The search results filled the left half of the screen. The right half displayed what LeapFish calls "search widgets." These thumbnail-sized displays give up-to-the-minute news, images and videos on every search term. Click on any one to see it full-screen.
Under each widget is a link labeled "see more." Clicking the link gets a complete list of relevant results. Hover over a video image thumbnail to view it in a small window. Click on the thumbnail image to go directly to the Web site holding that content.
LeapFish also aggregates blogs, news, Q&A, videos, images and shopping results from major online destinations including eBay and YouTube, all related to the search term and conveniently organized into a single, easy-to-use interface.
How It Works
LeapFish's concept of aggregating all related content is similar to what longtime portals such as Dogpile.com have done in gathering and presenting content. The similarity ends there, however. LeapFish has a fine-tuned interface that pulls search results from some 200 Web sources simultaneously.
The search engine is based on the latest hyper-threading technology to communicate with major online portals simultaneously to deliver the various search results from across the Web to users in a single search query.
"This technology will change the way things are done online from a search perspective. We're adding functionality that will change the search world," Mark Kithcart, director of marketing for LeapFish, told TechNewsWorld.
As the Web grows with more sites and utilities each day, end users have an increasingly hard time keeping track of it all. This forces users to jump around to numerous sites and use many different engines. There are just too many of them, he explained.
"The information is too fragmented. So LeapFish is a new solution. It doesn't just index the Web. It aggregates it. We have relationships through APIs in over 200 Web sites dealing with real estate, music, consumer products, traditional search engines," Behrouzi said.
Finding something in LeapFish gets the searcher not only the results available from Google or Yahoo, but also the most appropriate other destinations of information related to what was typed, he explained.
The Plus Factor
The real key to search success is what users find on the right-hand side of the display. This is where users find the blog results, YouTube results, images and Yahoo Answers.
LeapFish conveniently gives searchers what they did not know existed about the topic.
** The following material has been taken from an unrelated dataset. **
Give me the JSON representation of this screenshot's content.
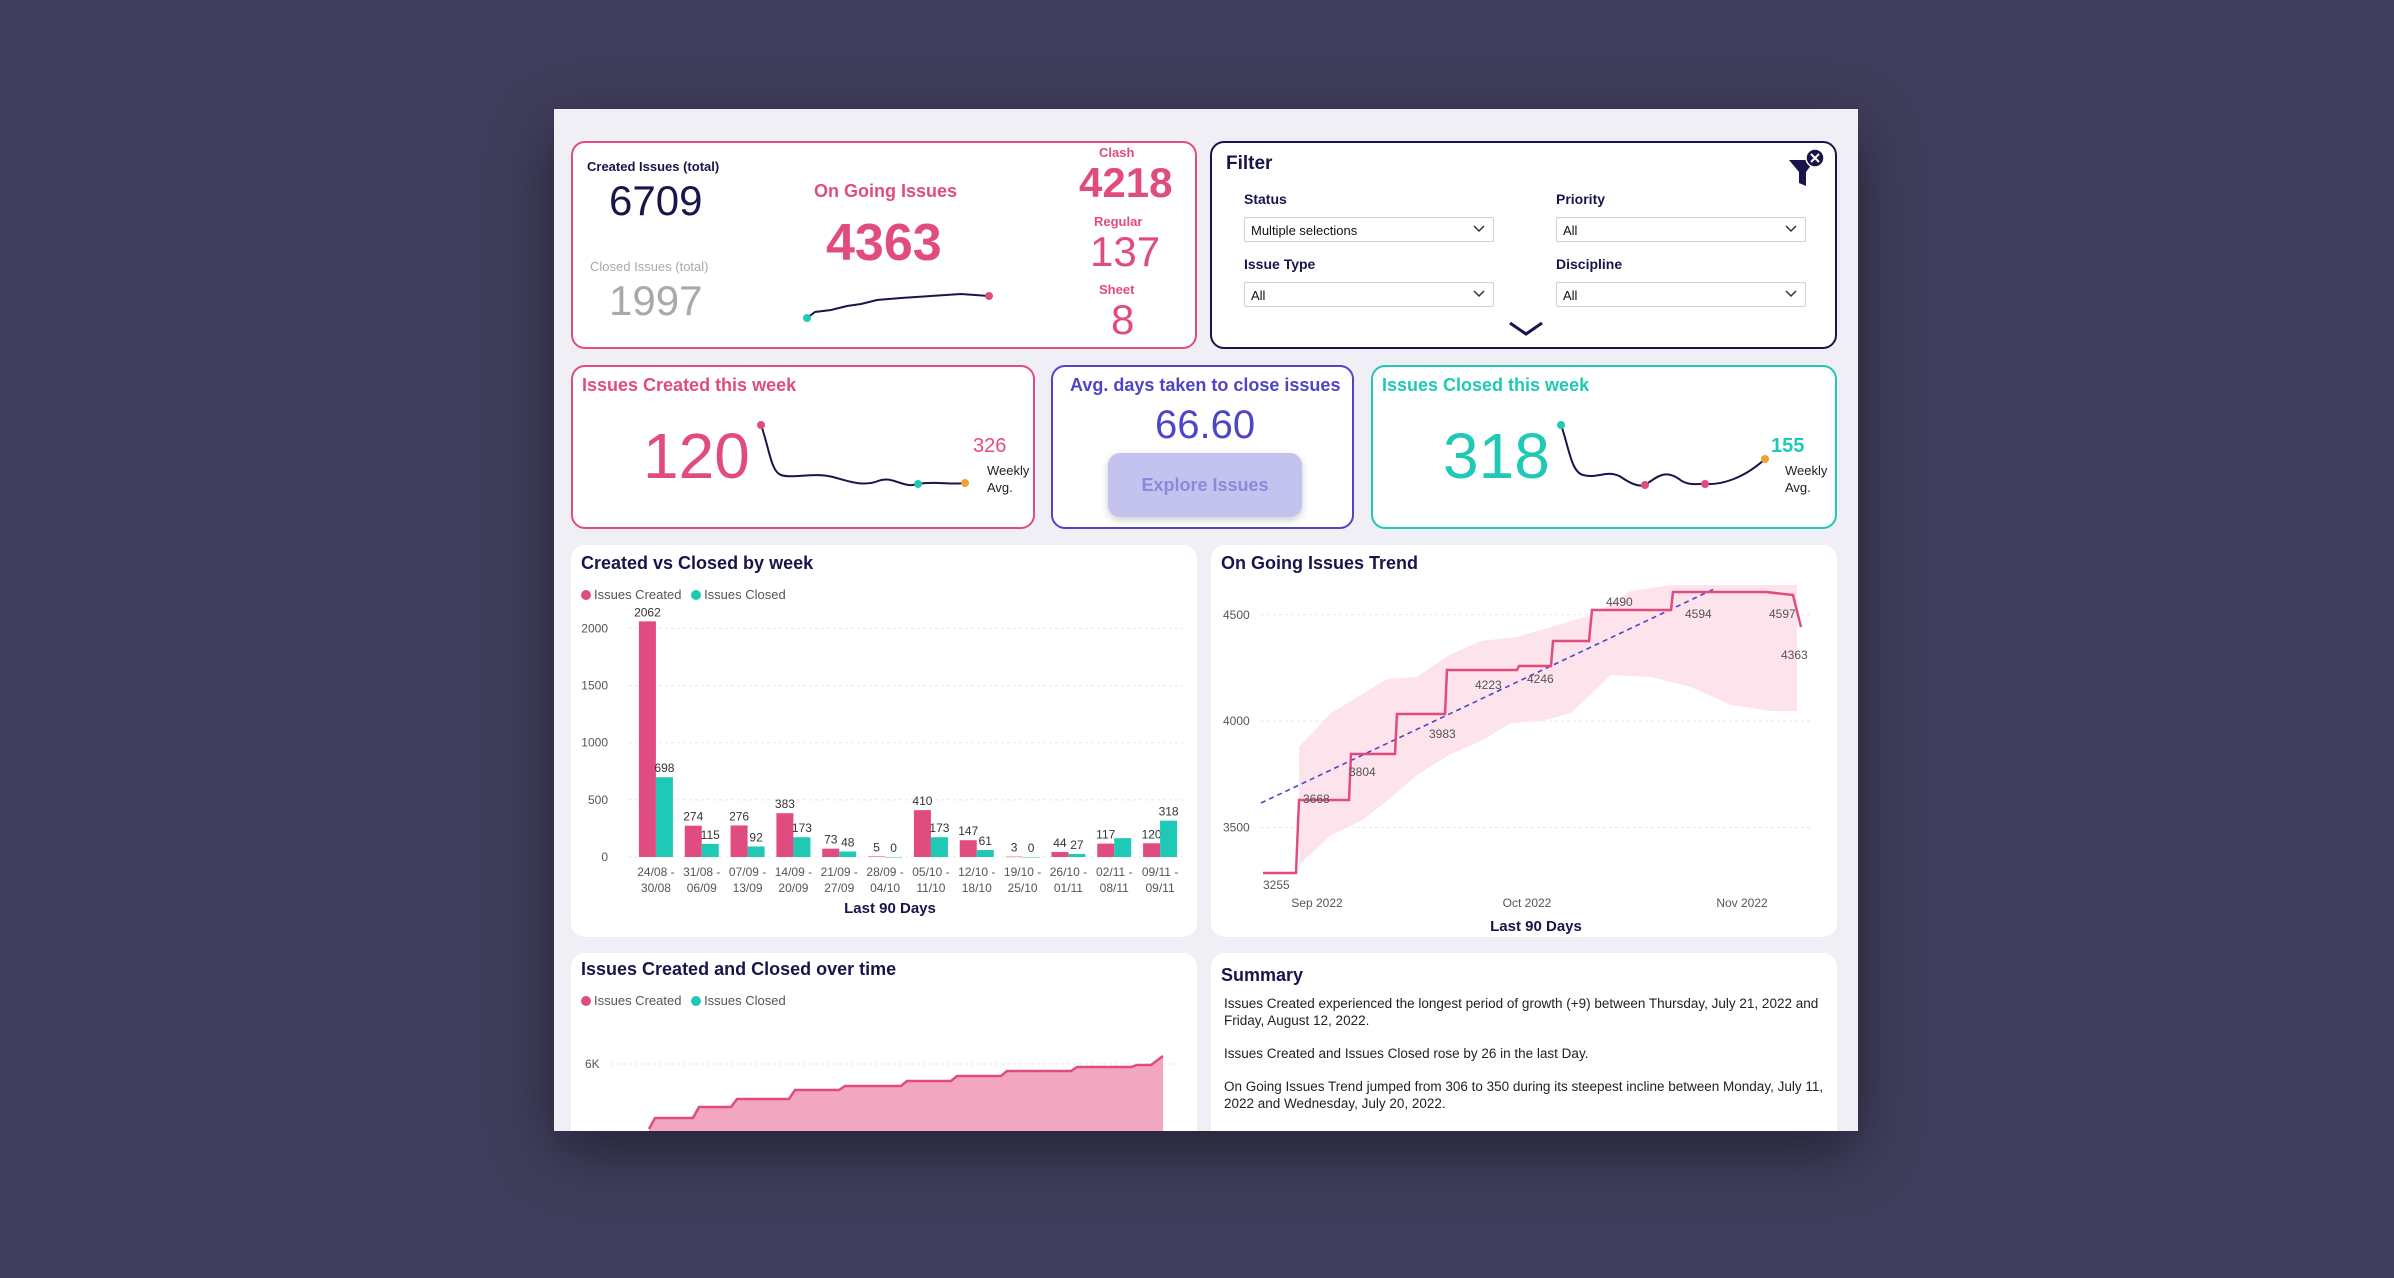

Much of this content would only be exposed through separate, more time-consuming searches on several individual sites.
Think of the search widgets as a dashboard for search results.
The Money Payout
Another key difference with LeapFish is how the company generates a cash flow. LeapFish.com is based on a relatively new revenue model.
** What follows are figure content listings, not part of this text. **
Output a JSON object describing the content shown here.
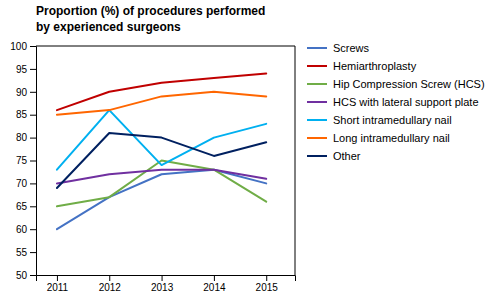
{
  "chart_data": {
    "type": "line",
    "title": "Proportion (%) of procedures performed",
    "subtitle": "by experienced surgeons",
    "x": [
      2011,
      2012,
      2013,
      2014,
      2015
    ],
    "series": [
      {
        "name": "Screws",
        "color": "#4472c4",
        "values": [
          60,
          67,
          72,
          73,
          70
        ]
      },
      {
        "name": "Hemiarthroplasty",
        "color": "#c00000",
        "values": [
          86,
          90,
          92,
          93,
          94
        ]
      },
      {
        "name": "Hip Compression Screw (HCS)",
        "color": "#70ad47",
        "values": [
          65,
          67,
          75,
          73,
          66
        ]
      },
      {
        "name": "HCS with lateral support plate",
        "color": "#7030a0",
        "values": [
          70,
          72,
          73,
          73,
          71
        ]
      },
      {
        "name": "Short intramedullary nail",
        "color": "#00b0f0",
        "values": [
          73,
          86,
          74,
          80,
          83
        ]
      },
      {
        "name": "Long intramedullary nail",
        "color": "#ff6600",
        "values": [
          85,
          86,
          89,
          90,
          89
        ]
      },
      {
        "name": "Other",
        "color": "#002060",
        "values": [
          69,
          81,
          80,
          76,
          79
        ]
      }
    ],
    "xlim": [
      2010.6,
      2015.55
    ],
    "xticks": [
      2011,
      2012,
      2013,
      2014,
      2015
    ],
    "ylim": [
      50,
      100
    ],
    "yticks": [
      50,
      55,
      60,
      65,
      70,
      75,
      80,
      85,
      90,
      95,
      100
    ],
    "grid": false,
    "legend": "right"
  }
}
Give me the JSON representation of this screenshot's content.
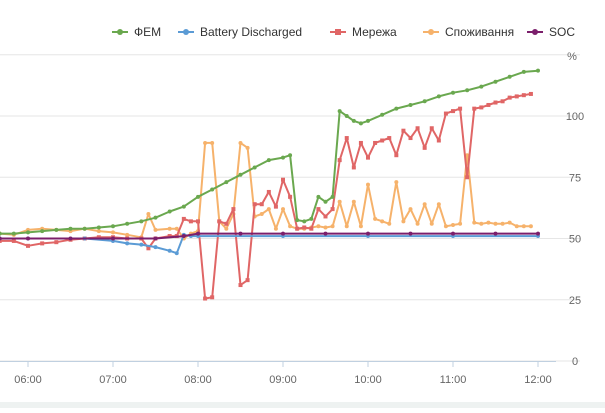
{
  "chart_data": {
    "type": "line",
    "unit_label": "%",
    "y_axis": {
      "ticks": [
        "0",
        "25",
        "50",
        "75",
        "100"
      ],
      "ylim": [
        0,
        120
      ]
    },
    "x_axis": {
      "ticks": [
        "06:00",
        "07:00",
        "08:00",
        "09:00",
        "10:00",
        "11:00",
        "12:00"
      ],
      "xlim": [
        "05:35",
        "12:10"
      ]
    },
    "grid": "horizontal",
    "legend": "top-right",
    "series": [
      {
        "name": "ФЕМ",
        "color": "#6aa84f",
        "points": [
          [
            "05:40",
            52
          ],
          [
            "05:50",
            52
          ],
          [
            "06:00",
            52.5
          ],
          [
            "06:10",
            53
          ],
          [
            "06:20",
            53.5
          ],
          [
            "06:30",
            54
          ],
          [
            "06:40",
            54
          ],
          [
            "06:50",
            54.5
          ],
          [
            "07:00",
            55
          ],
          [
            "07:10",
            56
          ],
          [
            "07:20",
            57
          ],
          [
            "07:30",
            58.5
          ],
          [
            "07:40",
            61
          ],
          [
            "07:50",
            63
          ],
          [
            "08:00",
            67
          ],
          [
            "08:10",
            70
          ],
          [
            "08:20",
            73
          ],
          [
            "08:30",
            76
          ],
          [
            "08:40",
            79
          ],
          [
            "08:50",
            82
          ],
          [
            "09:00",
            83
          ],
          [
            "09:05",
            84
          ],
          [
            "09:10",
            57.5
          ],
          [
            "09:15",
            57
          ],
          [
            "09:20",
            58
          ],
          [
            "09:25",
            67
          ],
          [
            "09:30",
            65
          ],
          [
            "09:35",
            67
          ],
          [
            "09:40",
            102
          ],
          [
            "09:45",
            100
          ],
          [
            "09:50",
            98
          ],
          [
            "09:55",
            97
          ],
          [
            "10:00",
            98
          ],
          [
            "10:10",
            100.5
          ],
          [
            "10:20",
            103
          ],
          [
            "10:30",
            104.5
          ],
          [
            "10:40",
            106
          ],
          [
            "10:50",
            108
          ],
          [
            "11:00",
            109.5
          ],
          [
            "11:10",
            110.5
          ],
          [
            "11:20",
            112
          ],
          [
            "11:30",
            114
          ],
          [
            "11:40",
            116
          ],
          [
            "11:50",
            118
          ],
          [
            "12:00",
            118.5
          ]
        ]
      },
      {
        "name": "Battery Discharged",
        "color": "#5b9bd5",
        "points": [
          [
            "05:40",
            50
          ],
          [
            "06:00",
            50
          ],
          [
            "06:40",
            50
          ],
          [
            "07:00",
            49
          ],
          [
            "07:10",
            48
          ],
          [
            "07:20",
            47.5
          ],
          [
            "07:30",
            46.5
          ],
          [
            "07:40",
            45
          ],
          [
            "07:45",
            44
          ],
          [
            "07:50",
            51.5
          ],
          [
            "07:55",
            51
          ],
          [
            "08:00",
            51
          ],
          [
            "09:00",
            51
          ],
          [
            "10:00",
            51
          ],
          [
            "11:00",
            51
          ],
          [
            "12:00",
            51
          ]
        ]
      },
      {
        "name": "Мережа",
        "color": "#e06666",
        "points": [
          [
            "05:40",
            49
          ],
          [
            "05:50",
            49
          ],
          [
            "06:00",
            47
          ],
          [
            "06:10",
            48
          ],
          [
            "06:20",
            48.5
          ],
          [
            "06:30",
            49.5
          ],
          [
            "06:40",
            50
          ],
          [
            "06:50",
            50.5
          ],
          [
            "07:00",
            50.5
          ],
          [
            "07:10",
            50
          ],
          [
            "07:20",
            50
          ],
          [
            "07:25",
            46
          ],
          [
            "07:30",
            50
          ],
          [
            "07:40",
            51
          ],
          [
            "07:45",
            51
          ],
          [
            "07:50",
            58
          ],
          [
            "07:55",
            57
          ],
          [
            "08:00",
            57
          ],
          [
            "08:05",
            25.5
          ],
          [
            "08:10",
            26
          ],
          [
            "08:15",
            57
          ],
          [
            "08:20",
            56
          ],
          [
            "08:25",
            62
          ],
          [
            "08:30",
            31
          ],
          [
            "08:35",
            33
          ],
          [
            "08:40",
            64
          ],
          [
            "08:45",
            64
          ],
          [
            "08:50",
            69
          ],
          [
            "08:55",
            63
          ],
          [
            "09:00",
            74
          ],
          [
            "09:05",
            67
          ],
          [
            "09:10",
            54
          ],
          [
            "09:15",
            54.5
          ],
          [
            "09:20",
            54
          ],
          [
            "09:25",
            62
          ],
          [
            "09:30",
            59
          ],
          [
            "09:35",
            62
          ],
          [
            "09:40",
            82
          ],
          [
            "09:45",
            91
          ],
          [
            "09:50",
            79
          ],
          [
            "09:55",
            89
          ],
          [
            "10:00",
            83
          ],
          [
            "10:05",
            89
          ],
          [
            "10:10",
            90
          ],
          [
            "10:15",
            91
          ],
          [
            "10:20",
            84
          ],
          [
            "10:25",
            94
          ],
          [
            "10:30",
            91
          ],
          [
            "10:35",
            95
          ],
          [
            "10:40",
            87
          ],
          [
            "10:45",
            95
          ],
          [
            "10:50",
            90
          ],
          [
            "10:55",
            101
          ],
          [
            "11:00",
            102
          ],
          [
            "11:05",
            103
          ],
          [
            "11:10",
            75
          ],
          [
            "11:15",
            103
          ],
          [
            "11:20",
            103.5
          ],
          [
            "11:25",
            104.5
          ],
          [
            "11:30",
            105.5
          ],
          [
            "11:35",
            106
          ],
          [
            "11:40",
            107.5
          ],
          [
            "11:45",
            108
          ],
          [
            "11:50",
            108.5
          ],
          [
            "11:55",
            109
          ]
        ]
      },
      {
        "name": "Споживання",
        "color": "#f6b26b",
        "points": [
          [
            "05:40",
            52
          ],
          [
            "05:50",
            51.5
          ],
          [
            "06:00",
            53.5
          ],
          [
            "06:10",
            54
          ],
          [
            "06:20",
            53.5
          ],
          [
            "06:30",
            53
          ],
          [
            "06:40",
            54
          ],
          [
            "06:50",
            53
          ],
          [
            "07:00",
            52.5
          ],
          [
            "07:10",
            51.5
          ],
          [
            "07:20",
            50.5
          ],
          [
            "07:25",
            60
          ],
          [
            "07:30",
            53.5
          ],
          [
            "07:40",
            54
          ],
          [
            "07:45",
            54
          ],
          [
            "07:50",
            50
          ],
          [
            "07:55",
            52
          ],
          [
            "08:00",
            53
          ],
          [
            "08:05",
            89
          ],
          [
            "08:10",
            89
          ],
          [
            "08:15",
            57
          ],
          [
            "08:20",
            54
          ],
          [
            "08:25",
            60
          ],
          [
            "08:30",
            89
          ],
          [
            "08:35",
            87
          ],
          [
            "08:40",
            59
          ],
          [
            "08:45",
            60
          ],
          [
            "08:50",
            62
          ],
          [
            "08:55",
            54
          ],
          [
            "09:00",
            62
          ],
          [
            "09:05",
            55
          ],
          [
            "09:10",
            54
          ],
          [
            "09:15",
            54
          ],
          [
            "09:20",
            54.5
          ],
          [
            "09:25",
            55
          ],
          [
            "09:30",
            54.5
          ],
          [
            "09:35",
            55
          ],
          [
            "09:40",
            65
          ],
          [
            "09:45",
            55
          ],
          [
            "09:50",
            65
          ],
          [
            "09:55",
            55
          ],
          [
            "10:00",
            72
          ],
          [
            "10:05",
            58
          ],
          [
            "10:10",
            57
          ],
          [
            "10:15",
            56
          ],
          [
            "10:20",
            73
          ],
          [
            "10:25",
            57
          ],
          [
            "10:30",
            62
          ],
          [
            "10:35",
            56
          ],
          [
            "10:40",
            64
          ],
          [
            "10:45",
            56
          ],
          [
            "10:50",
            64
          ],
          [
            "10:55",
            55
          ],
          [
            "11:00",
            55.5
          ],
          [
            "11:05",
            56
          ],
          [
            "11:10",
            84
          ],
          [
            "11:15",
            56.5
          ],
          [
            "11:20",
            56
          ],
          [
            "11:25",
            56.5
          ],
          [
            "11:30",
            56
          ],
          [
            "11:35",
            56
          ],
          [
            "11:40",
            56.5
          ],
          [
            "11:45",
            55
          ],
          [
            "11:50",
            55
          ],
          [
            "11:55",
            55
          ]
        ]
      },
      {
        "name": "SOC",
        "color": "#7b1f6b",
        "points": [
          [
            "05:40",
            50
          ],
          [
            "06:00",
            50
          ],
          [
            "06:30",
            50
          ],
          [
            "07:00",
            50
          ],
          [
            "07:30",
            50
          ],
          [
            "07:50",
            51
          ],
          [
            "08:00",
            52
          ],
          [
            "08:30",
            52
          ],
          [
            "09:00",
            52
          ],
          [
            "09:30",
            52
          ],
          [
            "10:00",
            52
          ],
          [
            "10:30",
            52
          ],
          [
            "11:00",
            52
          ],
          [
            "11:30",
            52
          ],
          [
            "12:00",
            52
          ]
        ]
      }
    ]
  }
}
The company makes money through regionalized category sponsorships. A sponsoring vendor can "own" a particular search category that gives localized search results.
So the same category can have different regional sponsors around the country. In essence, the sponsor owns the category hits like a domain name and can rent or sell it to others for a share in the money action.
"We're able to penetrate the market very well with annual renewal fees for the sponsors," said Behrouzi. This opens up the online real estate for more small vendors, he explained.
It is difficult for a new Internet search company to go up against the longtime big guys and survive. When a startup can tap into what these big search engine masters already provide and add their own twist to the mix, the newcomer stands a fighting chance.
That is the case with LeapFish.com. Its agreements for API support from over 200 online entities, plus its unique search widget interface, gives LeapFish.com enough innovation over novelty to grab and keep consumer interest.